A prática de Ana Raylander Mártis dos Anjos se desenvolve por meio de projetos de pesquisa de longa duração. Na obra de grande escala A casa de Bené (2025), Raylander volta seu questionamento investigativo para si mesma e seu núcleo familiar: “Estes fragmentos são o que sobrou da casa do meu bisavô, todos usados ou feitos por ele: um pedaço de cipó com uma base; um isqueiro em forma de bala; um cesto de bambu; uma cabaça; varas compridas e curtas de pau-mulato; e uma pequena caixa de madeira”.
A partir de um conjunto de objetos remanescentes da casa de pau a pique construída por seu bisavô Benedito Cândido, posteriormente demolida, Raylander constrói uma instalação que busca reconhecer a influência criativa do bisavô em sua formação política e poética.
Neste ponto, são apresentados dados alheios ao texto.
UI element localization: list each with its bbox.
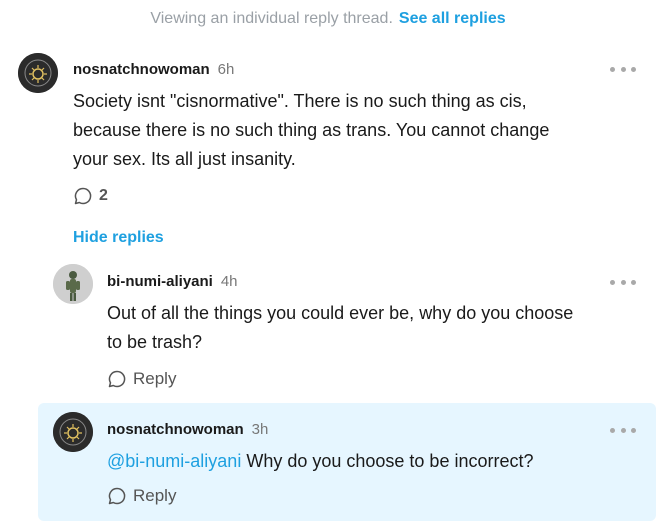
reply-text: Why do you choose to be incorrect? xyxy=(241,451,534,471)
comment-time: 6h xyxy=(217,61,235,78)
user-mention-link[interactable]: @bi-numi-aliyani xyxy=(107,451,241,471)
reply-count: 2 xyxy=(99,187,108,204)
reply-body: Out of all the things you could ever be,… xyxy=(107,299,637,357)
speech-bubble-icon xyxy=(108,487,126,505)
sun-emblem-icon xyxy=(18,53,58,93)
comment-author[interactable]: nosnatchnowoman 6h xyxy=(73,61,234,78)
sun-emblem-icon xyxy=(53,412,93,452)
hide-replies-link[interactable]: Hide replies xyxy=(73,229,164,247)
reply-author[interactable]: bi-numi-aliyani 4h xyxy=(107,273,238,290)
see-all-replies-link[interactable]: See all replies xyxy=(399,10,506,27)
comment-line: because there is no such thing as trans.… xyxy=(73,120,550,140)
more-options-icon[interactable] xyxy=(610,277,636,287)
reply-time: 3h xyxy=(251,421,269,438)
avatar-nosnatchnowoman[interactable] xyxy=(53,412,93,452)
avatar-nosnatchnowoman[interactable] xyxy=(18,53,58,93)
reply-time: 4h xyxy=(220,273,238,290)
avatar-bi-numi-aliyani[interactable] xyxy=(53,264,93,304)
reply-author[interactable]: nosnatchnowoman 3h xyxy=(107,421,268,438)
thread-banner: Viewing an individual reply thread. See a… xyxy=(0,10,656,28)
reply-line: to be trash? xyxy=(107,332,203,352)
statue-figure-icon xyxy=(53,264,93,304)
more-options-icon[interactable] xyxy=(610,425,636,435)
comment-line: your sex. Its all just insanity. xyxy=(73,149,296,169)
author-name: nosnatchnowoman xyxy=(73,61,210,78)
reply-button[interactable]: Reply xyxy=(107,486,176,506)
author-name: bi-numi-aliyani xyxy=(107,273,213,290)
comment-line: Society isnt "cisnormative". There is no… xyxy=(73,91,527,111)
replies-count-button[interactable]: 2 xyxy=(73,186,108,206)
reply-button-label: Reply xyxy=(133,486,177,505)
reply-button[interactable]: Reply xyxy=(107,369,176,389)
banner-text: Viewing an individual reply thread. xyxy=(150,10,393,27)
reply-line: Out of all the things you could ever be,… xyxy=(107,303,574,323)
reply-button-label: Reply xyxy=(133,369,177,388)
author-name: nosnatchnowoman xyxy=(107,421,244,438)
reply-body: @bi-numi-aliyani Why do you choose to be… xyxy=(107,447,637,476)
speech-bubble-icon xyxy=(74,187,92,205)
more-options-icon[interactable] xyxy=(610,64,636,74)
speech-bubble-icon xyxy=(108,370,126,388)
comment-body: Society isnt "cisnormative". There is no… xyxy=(73,87,633,174)
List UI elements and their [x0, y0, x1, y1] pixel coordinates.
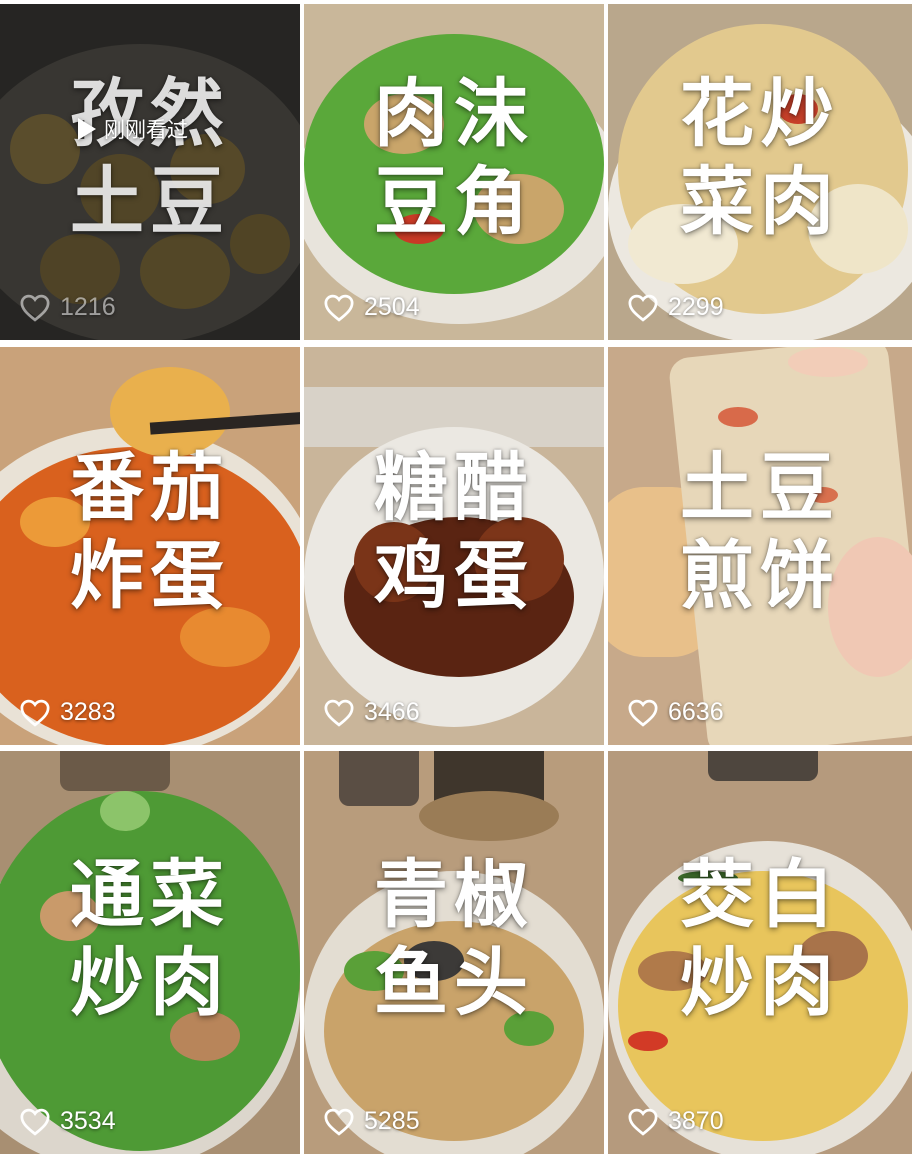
video-tile-7[interactable]: 通菜 炒肉 3534 [0, 751, 300, 1154]
video-tile-1[interactable]: 孜然 土豆 刚刚看过 1216 [0, 4, 300, 340]
video-title: 糖醋 鸡蛋 [374, 444, 534, 619]
video-title: 土豆 煎饼 [680, 444, 840, 619]
video-tile-8[interactable]: 青椒 鱼头 5285 [304, 751, 604, 1154]
like-count[interactable]: 2504 [324, 293, 420, 322]
video-title: 肉沫 豆角 [374, 70, 534, 245]
heart-outline-icon [628, 294, 658, 322]
like-count[interactable]: 2299 [628, 293, 724, 322]
recently-viewed-badge: 刚刚看过 [78, 114, 188, 144]
video-title: 花炒 菜肉 [680, 70, 840, 245]
video-grid: 孜然 土豆 刚刚看过 1216 肉沫 豆角 2504 花炒 菜肉 2299 番茄… [0, 0, 920, 1154]
like-count[interactable]: 6636 [628, 698, 724, 727]
heart-outline-icon [628, 699, 658, 727]
video-tile-6[interactable]: 土豆 煎饼 6636 [608, 347, 912, 745]
like-count[interactable]: 3283 [20, 698, 116, 727]
heart-outline-icon [20, 699, 50, 727]
heart-outline-icon [628, 1108, 658, 1136]
video-title: 茭白 炒肉 [680, 851, 840, 1026]
video-tile-4[interactable]: 番茄 炸蛋 3283 [0, 347, 300, 745]
heart-outline-icon [324, 294, 354, 322]
video-title: 通菜 炒肉 [70, 851, 230, 1026]
video-title: 青椒 鱼头 [374, 851, 534, 1026]
video-title: 番茄 炸蛋 [70, 444, 230, 619]
video-tile-3[interactable]: 花炒 菜肉 2299 [608, 4, 912, 340]
like-count[interactable]: 3534 [20, 1107, 116, 1136]
like-count[interactable]: 1216 [20, 293, 116, 322]
like-count[interactable]: 3870 [628, 1107, 724, 1136]
heart-outline-icon [324, 699, 354, 727]
video-tile-2[interactable]: 肉沫 豆角 2504 [304, 4, 604, 340]
video-tile-5[interactable]: 糖醋 鸡蛋 3466 [304, 347, 604, 745]
heart-outline-icon [20, 1108, 50, 1136]
heart-outline-icon [324, 1108, 354, 1136]
heart-outline-icon [20, 294, 50, 322]
play-icon [78, 118, 96, 140]
like-count[interactable]: 3466 [324, 698, 420, 727]
like-count[interactable]: 5285 [324, 1107, 420, 1136]
video-tile-9[interactable]: 茭白 炒肉 3870 [608, 751, 912, 1154]
video-title: 孜然 土豆 [70, 70, 230, 245]
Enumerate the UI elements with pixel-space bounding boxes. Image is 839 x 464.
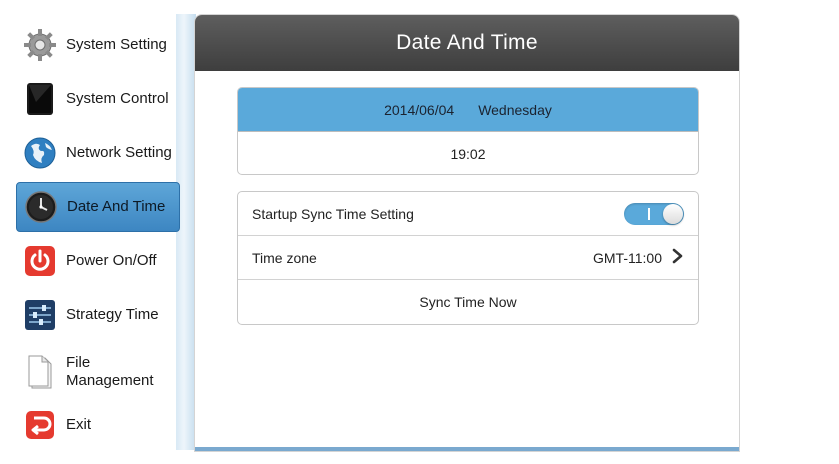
- timezone-label: Time zone: [252, 249, 317, 266]
- page-title: Date And Time: [396, 31, 538, 54]
- clock-icon: [23, 189, 59, 225]
- startup-sync-row: Startup Sync Time Setting: [238, 192, 698, 236]
- power-icon: [22, 243, 58, 279]
- time-display-row[interactable]: 19:02: [238, 132, 698, 174]
- sidebar-item-power-on-off[interactable]: Power On/Off: [16, 236, 180, 286]
- panel-titlebar: Date And Time: [195, 15, 739, 71]
- gear-icon: [22, 27, 58, 63]
- globe-icon: [22, 135, 58, 171]
- sidebar-item-strategy-time[interactable]: Strategy Time: [16, 290, 180, 340]
- sidebar-item-date-and-time[interactable]: Date And Time: [16, 182, 180, 232]
- sidebar-item-label: Date And Time: [67, 198, 166, 215]
- timezone-row[interactable]: Time zone GMT-11:00: [238, 236, 698, 280]
- sidebar-item-file-management[interactable]: File Management: [16, 344, 180, 400]
- sidebar-item-label: Network Setting: [66, 144, 172, 161]
- date-display-row[interactable]: 2014/06/04 Wednesday: [238, 88, 698, 132]
- timezone-value: GMT-11:00: [593, 249, 662, 266]
- toggle-knob: [663, 203, 683, 224]
- sidebar-item-label: System Control: [66, 90, 169, 107]
- startup-sync-label: Startup Sync Time Setting: [252, 205, 414, 222]
- date-value: 2014/06/04: [384, 101, 455, 118]
- sidebar-item-label: File Management: [66, 354, 154, 389]
- panel-bottom-accent: [195, 447, 739, 451]
- date-time-display-card: 2014/06/04 Wednesday 19:02: [237, 87, 699, 175]
- chevron-right-icon: [672, 248, 684, 267]
- weekday-value: Wednesday: [478, 101, 552, 118]
- sidebar-menu: System Setting System Control Network Se…: [10, 14, 182, 452]
- sidebar-item-label: System Setting: [66, 36, 167, 53]
- startup-sync-toggle[interactable]: [624, 202, 684, 225]
- sidebar-item-network-setting[interactable]: Network Setting: [16, 128, 180, 178]
- document-icon: [22, 354, 58, 390]
- sync-settings-card: Startup Sync Time Setting Time zone GMT-…: [237, 191, 699, 325]
- sidebar-item-exit[interactable]: Exit: [16, 400, 180, 450]
- sync-time-now-label: Sync Time Now: [419, 294, 517, 310]
- sidebar-item-label: Strategy Time: [66, 306, 159, 323]
- toggle-on-mark: [648, 207, 650, 220]
- sliders-icon: [22, 297, 58, 333]
- sidebar-item-label: Power On/Off: [66, 252, 157, 269]
- sync-time-now-button[interactable]: Sync Time Now: [238, 280, 698, 324]
- tablet-icon: [22, 81, 58, 117]
- sidebar-item-label: Exit: [66, 416, 92, 433]
- date-time-panel: Date And Time 2014/06/04 Wednesday 19:02…: [194, 14, 740, 452]
- time-value: 19:02: [450, 145, 486, 162]
- exit-icon: [22, 407, 58, 443]
- sidebar-item-system-control[interactable]: System Control: [16, 74, 180, 124]
- sidebar-item-system-setting[interactable]: System Setting: [16, 20, 180, 70]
A artista ergue os alicerces da casa de Bené no Pavilhão Ciccillo Matarazzo, trabalhando com materiais já recorrentes em sua prática – esculturas de colunas totêmicas têxteis, compostas de amarrações de tecidos obtidos de fibras naturais, tricôs de lã, camisas de algodão e tiras de couro –, ao mesmo tempo que incorpora novas técnicas e materiais. Entre esses novos elementos estão cestos de latão, esculturas e os objetos herdados da casa do bisavô, procurando resgatar a memória da família. Entre os itens efêmeros da instalação está um esboço da planta baixa da casa de Bené, desenhado por Efigênia, avó da artista, reforçando o compromisso de Raylander em explorar as possibilidades de reconstrução das histórias pessoais.
Distribuída pelos três andares do Pavilhão e disposta de maneira calculada e orgânica, a obra investiga as estruturas familiares como instituições duradouras, impostas tanto na memória quanto na forma. Sua importância é elevada pelo uso do bronze e pela presença simbólica das colunas, que representam os nove filhos do bisavô de Raylander. Os conjuntos de cestos metálicos remetem ao contexto local: a pequena cidade de Bela Vista de Minas (Minas Gerais), onde a atividade mineradora convive em contraste com práticas tradicionais como a cestaria. Desses cestos emergem esculturas têxteis que serpenteiam pelo espaço, funcionando como um cordão umbilical que conecta toda a instalação. Os sete objetos originais estão dispostos individualmente em alguns dos cestos, enquanto os demais contêm carvão, pedra, terra, minério, tabaco e outros materiais orgânicos que fazem parte da ecologia e da história daquele território e da família de Bela Vista de Minas. A totalidade desses elementos se entrelaça para tecer narrativas sobre história familiar, lugar, nação e pertencimento.